As Tim Rutten wrote in one of the few critical commentaries about Russert (L.A. Times, 6/14/08), “Like former New York Times reporter Judith Miller, Russert was one of the high-level Washington journalists who came out of the Libby trial looking worse than shabby.” Rutten recounted that while Russert and NBC had publicly argued that these conversations were journalistic privilege, “it emerged under examination, however,

Russert already had sung like a choirboy to the FBI concerning his conversation with Libby–and had so voluntarily from the first moment the Feds contacted him. All the litigation was for the sake of image and because the journalistic conventions required it.”

Russert was, by almost every account, a warm and compassionate friend and mentor to many reporters, at NBC and elsewhere. The real question for citizens, though, is whether Russert performed as an aggressive and independent watchdog. Even some of his admirers explained that this was not the point. The Washington Post’s David Broder explained (6/14/08), “His questioning was completely efficient but never officious. Both the viewers and the guests could tell he really liked the newsmakers he was interviewing.”

“He respected politicians,” right-wing pundit Mary Matalin explained (Meet the Press, 6/15/08). “He knew that they got blamed for everything, got credit for nothing. He knew how much they meant. He never treated them with the cynicism that attends some of these interviews. So they had a place to be loved. “

ABC’s Sam Donaldson weighed in with one of the most revealing comments (This Week, 6/15/08): “He understood as well as anyone, maybe better than almost anyone, that the reason political reporters are there is not to speak truth to power. Today’s truth is tomorrow’s falsity. But to make those who say we have the truth– the politicians–explain it. Defend it, explain to the American public where they’re going and not pull your punches.”

Asked about the failure to more aggressively challenge the White House on Iraq, Russert once explained (3/21/06):
Well, you know, there’s really no alternative. There are a lot of people on the far right or the far left who want someone in my situation to yell and scream or lean over and choke somebody or slap them around and a lot of histrionics, but you really don’t achieve anything because you make your guest immediately sympathetic, and I much prefer just to try to steady as you go, draw people out.
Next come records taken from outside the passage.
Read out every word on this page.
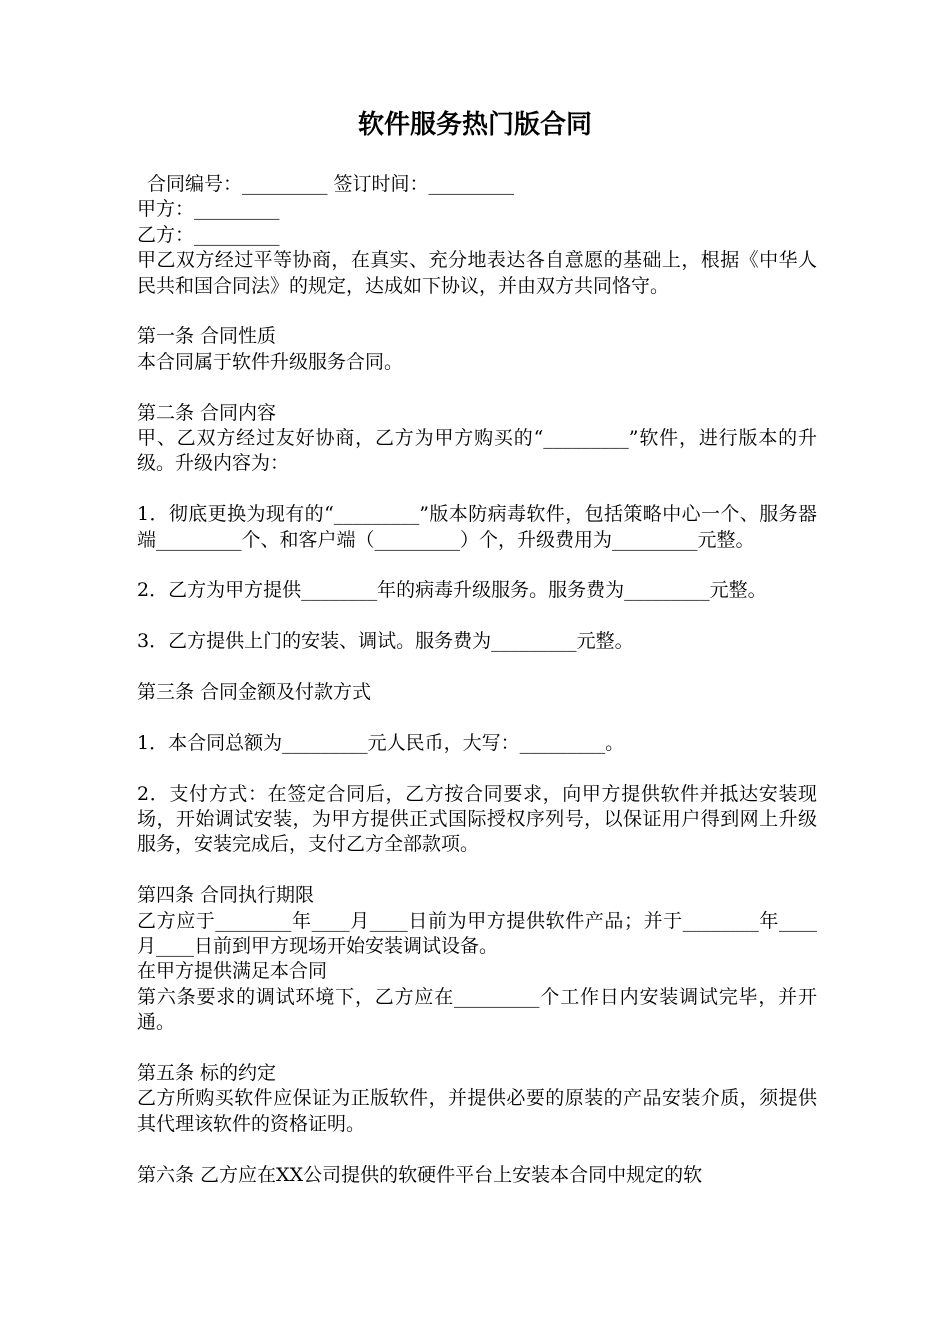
软件服务热门版合同

合同编号：_________ 签订时间：_________

甲方：_________

乙方：_________

甲乙双方经过平等协商，在真实、充分地表达各自意愿的基础上，根据《中华人民共和国合同法》的规定，达成如下协议，并由双方共同恪守。

第一条 合同性质

本合同属于软件升级服务合同。

第二条 合同内容

甲、乙双方经过友好协商，乙方为甲方购买的“_________”软件，进行版本的升级。升级内容为：

1．彻底更换为现有的“_________”版本防病毒软件，包括策略中心一个、服务器端_________个、和客户端（_________）个，升级费用为_________元整。

2．乙方为甲方提供________年的病毒升级服务。服务费为_________元整。

3．乙方提供上门的安装、调试。服务费为_________元整。

第三条 合同金额及付款方式

1．本合同总额为_________元人民币，大写：_________。

2．支付方式：在签定合同后，乙方按合同要求，向甲方提供软件并抵达安装现场，开始调试安装，为甲方提供正式国际授权序列号，以保证用户得到网上升级服务，安装完成后，支付乙方全部款项。

第四条 合同执行期限

乙方应于________年____月____日前为甲方提供软件产品；并于________年____月____日前到甲方现场开始安装调试设备。

在甲方提供满足本合同

第六条要求的调试环境下，乙方应在_________个工作日内安装调试完毕，并开通。

第五条 标的约定

乙方所购买软件应保证为正版软件，并提供必要的原装的产品安装介质，须提供其代理该软件的资格证明。

第六条 乙方应在XX公司提供的软硬件平台上安装本合同中规定的软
He added that the White House claims: were judgments, and there was no way at that time to say, ‘You’re wrong. How could you possibly say that? You’re lying.’ That’s just not the style of Meet The Press, nor I think the style of good journalism, but we now have a permanent record as to the judgments believed by the Bush administration going into the war and you can look at them three years later and decide whether they were correct or not.

In fact, there are journalists who examine the claims made by politicians at the time that they make them, and some of them were doing just that with the assertions Bush administration officials used to justify the invasion of Iraq (Extra!, 3-4/06). Had a journalist with the prominence of Tim Russert done so, it’s possible that the debate could have had an entirely different outcome.